If people keep working well past their 60s, that could mean there would be fewer jobs available for younger people, says Maxwell Mehlman, professor of bioethics at Case Western Reserve University's School of Law in Ohio. Mehlman says society may have to rethink age discrimination laws, which bar firing or refusing to hire people over a certain age, to make room for younger workers. On the other hand, those who choose to retire and live another two or three decades could strain pension and entitlement systems.
But a longer healthspan could reduce costs in the healthcare system, which now are driven disproportionately by older people.

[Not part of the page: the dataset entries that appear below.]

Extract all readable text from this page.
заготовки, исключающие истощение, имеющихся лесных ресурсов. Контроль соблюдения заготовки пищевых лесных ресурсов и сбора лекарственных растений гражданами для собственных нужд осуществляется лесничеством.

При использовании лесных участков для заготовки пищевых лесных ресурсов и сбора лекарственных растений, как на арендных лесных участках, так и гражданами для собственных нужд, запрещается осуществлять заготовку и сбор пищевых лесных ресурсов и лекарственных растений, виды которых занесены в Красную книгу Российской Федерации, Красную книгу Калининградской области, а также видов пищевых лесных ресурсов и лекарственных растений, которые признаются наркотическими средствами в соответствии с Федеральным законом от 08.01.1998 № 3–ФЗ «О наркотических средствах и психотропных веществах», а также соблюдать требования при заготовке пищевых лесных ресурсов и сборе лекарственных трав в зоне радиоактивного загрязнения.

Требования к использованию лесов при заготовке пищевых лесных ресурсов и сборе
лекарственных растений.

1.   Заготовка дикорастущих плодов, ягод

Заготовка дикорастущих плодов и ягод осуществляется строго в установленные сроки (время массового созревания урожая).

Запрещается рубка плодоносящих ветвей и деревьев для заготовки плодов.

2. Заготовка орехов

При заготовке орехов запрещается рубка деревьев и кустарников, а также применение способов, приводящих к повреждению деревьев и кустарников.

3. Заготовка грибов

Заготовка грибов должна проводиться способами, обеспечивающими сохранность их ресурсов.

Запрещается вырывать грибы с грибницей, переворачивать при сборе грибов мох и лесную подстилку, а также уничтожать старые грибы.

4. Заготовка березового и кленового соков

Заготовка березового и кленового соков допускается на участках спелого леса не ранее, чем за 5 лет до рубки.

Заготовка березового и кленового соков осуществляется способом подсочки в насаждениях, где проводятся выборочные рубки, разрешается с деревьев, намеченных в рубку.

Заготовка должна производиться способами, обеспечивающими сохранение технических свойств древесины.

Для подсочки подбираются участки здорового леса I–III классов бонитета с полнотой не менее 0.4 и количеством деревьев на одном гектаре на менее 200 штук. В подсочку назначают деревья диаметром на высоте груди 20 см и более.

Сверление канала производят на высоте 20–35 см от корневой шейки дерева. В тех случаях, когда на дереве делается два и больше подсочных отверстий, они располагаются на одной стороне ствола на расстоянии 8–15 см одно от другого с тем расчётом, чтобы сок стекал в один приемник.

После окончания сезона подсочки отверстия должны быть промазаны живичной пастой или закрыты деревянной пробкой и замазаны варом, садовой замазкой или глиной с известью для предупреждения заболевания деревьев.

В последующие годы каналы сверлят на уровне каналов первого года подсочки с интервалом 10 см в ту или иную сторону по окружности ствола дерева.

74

Jay Olshansky, an epidemiologist at the University of Illinois at Chicago School of Public Health, has estimated that adding 2.2 healthy years to the U.S. life by delaying aging would benefit the economy by $7.1 trillion over 50 years, as spending on illnesses such as cancer and heart disease drop.
For his part, Robbins says that the scientific conferences in the anti-aging field, which tend to focus on the technical research, should hold more sessions on social and economic impacts. If anti-aging therapies start extending healthy lifespans, as he and other researchers hope they will within a decade or so, society will need to adjust.
Ultimately, it's an extension of health, not just of longevity, that will benefit us. Extra decades of senescence do nobody any good. As Green says, "Nobody wants to live in a nursing home for 1000 years."